Extract part of XML file [duplicate] - java

I need a xml parser to parse a file that is approximately 1.8 gb.
So the parser should not load all the file to memory.
Any suggestions?

Aside the recommended SAX parsing, you could use the StAX API (kind of a SAX evolution), included in the JDK (package javax.xml.stream ).
StAX Project Home: http://stax.codehaus.org/Home
Brief introduction: http://www.xml.com/pub/a/2003/09/17/stax.html
Javadoc: https://docs.oracle.com/javase/8/docs/api/javax/xml/stream/package-summary.html

Use a SAX based parser that presents you with the contents of the document in a stream of events.

StAX API is easier to deal with compared to SAX. Here is a short tutorial

Try VTD-XML. I've found it to be more performant, and more importantly, easier to use than SAX.

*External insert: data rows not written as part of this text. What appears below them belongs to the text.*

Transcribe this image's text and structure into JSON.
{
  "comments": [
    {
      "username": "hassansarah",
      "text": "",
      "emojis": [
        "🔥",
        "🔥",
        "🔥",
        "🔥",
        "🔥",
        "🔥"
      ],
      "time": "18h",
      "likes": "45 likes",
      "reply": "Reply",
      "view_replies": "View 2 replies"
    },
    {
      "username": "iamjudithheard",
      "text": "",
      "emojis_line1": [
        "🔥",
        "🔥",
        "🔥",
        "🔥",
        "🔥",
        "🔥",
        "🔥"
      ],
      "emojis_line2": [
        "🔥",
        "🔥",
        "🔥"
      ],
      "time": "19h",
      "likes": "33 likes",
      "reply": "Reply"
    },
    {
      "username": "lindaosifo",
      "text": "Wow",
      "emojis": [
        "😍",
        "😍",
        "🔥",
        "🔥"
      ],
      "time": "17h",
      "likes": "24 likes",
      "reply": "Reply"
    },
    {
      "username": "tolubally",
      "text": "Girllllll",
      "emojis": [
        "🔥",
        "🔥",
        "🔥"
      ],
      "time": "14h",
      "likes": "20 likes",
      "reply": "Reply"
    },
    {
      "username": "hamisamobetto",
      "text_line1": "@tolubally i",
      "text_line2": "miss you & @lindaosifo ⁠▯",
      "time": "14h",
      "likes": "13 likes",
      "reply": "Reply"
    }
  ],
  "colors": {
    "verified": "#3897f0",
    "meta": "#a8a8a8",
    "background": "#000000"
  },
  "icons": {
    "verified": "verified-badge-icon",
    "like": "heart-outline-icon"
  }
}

As others have said, use a SAX parser, as it is a streaming parser. Using the various events, you extract your information as necessary and then, on the fly store it someplace else (database, another file, what have you).
You can even store it in memory if you truly just need a minor subset, or if you're simply summarizing the file. Depends on the use case of course.
If you're spooling to a DB, make sure you take some care to make your process restartable or whatever. A lot can happen in 1.8GB that can fail in the middle.

Stream the file into a SAX parser and read it into memory in chunks.
SAX gives you a lot of control and being event-driven makes sense. The api is a little hard to get a grip on, you have to pay attention to some things like when the characters() method is called, but the basic idea is you write a content handler that gets called when the start and end of each xml element is read. So you can keep track of the current xpath in the document, identify which paths have which data you're interested in, and identify which path marks the end of a chunk that you want to save or hand off or otherwise process.

Use almost any SAX Parser to stream the file a bit at a time.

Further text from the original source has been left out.